Here is Robert Scoble, speaker at LeWeb: Faster than real time is "when the server brings you a beer before you ask for it because she already knows what you drink!"
Le Meur said in the CNN article that online apps are getting to know us so intimately that we can know things before they happen.
Wait, wait, it gets better.
Paul Davison, CEO of Highlight, maker of social-media apps, said "faster than real time" is revolutionizing not only the Internet but the very nature of life itself in the digital 21st century.
OK, ask someone with a terminal illness or someone who has just looked into his or her newborn baby's eyes for the first time, or walked to the bottom of the Grand Canyon how much influence their mobile device has on the "very nature of life itself."
They say the data from social apps will be able to predict the future. The actual future.
And here I thought Jeff Pulver was a real promoter when he was producing his VON conferences in the 2000s. Jeff was a true showman, but unlike Le Meur and company, Pulver's promotional tactics were rooted at some level in technical, social and market realities.
Nick Halstead, founder of Datasift, told Keen that in the pre-social era, companies based their business decisions on backward-looking data; purchases that have been made, and orders that have been fulfilled. "In the social era, the social-stream of the world is telling us what's happening now, or will happen." And Sam Shank, CEO of HotelTonight, thinks he can get services so personalized and context-aware that he can book a room to your liking before you even know you want a hotel.
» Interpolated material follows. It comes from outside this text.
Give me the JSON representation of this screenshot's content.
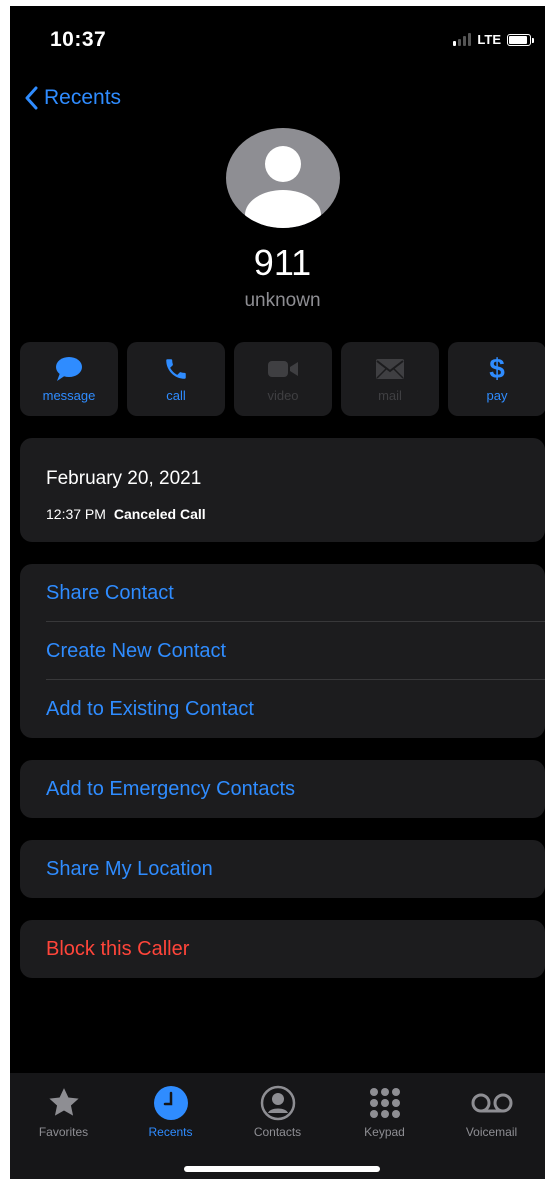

Datasift's idea makes sense on the macro level where immediate trends will point companies in a certain direction much sooner that before, but the hucksters at LeWeb are talking as if this can be done on an individual basis. And if this were a golf tournament, Sam Shank would have the most appropriate moniker ever.
Technically, there is probably nothing mankind can't do given enough time, money and demand. But I have seen too many promises go unfulfilled and too many geeks get too far out in front of themselves to think this is going anywhere but the same route as artificial intelligence. I admit, even if these entrepreneurs fall far, far short of these promises, they will no doubt deliver some pretty amazing technology. And I guess that's all that matters. No one will remember all the empty promises; users will just be happy with what they have. But in the meantime, the folks worried about Big Brother will probably get all agitated and generate a whole lot of discussion about privacy.
And if "faster than real time" lives up to these guys' wildest dreams, there is more trouble ahead. I think they make the mistake of believing the human race can't help itself when it comes to sharing social information, their consumption habits and all manner of preferences. I think there is a reckoning coming. And I think the moment we sense – and hopefully before – that the data-crunching machines have learned too much or taken too much control, we simply pull the plug and go back to being people.
Thankfully, some of the wisest minds in analytics are trying to build their solutions with the best interest of the public in mind and incorporating privacy into their development plans. Always a trendsetter for both analytics and privacy, IBMer Jeff Jonas' blog from this week shows how cooler heads may prevail.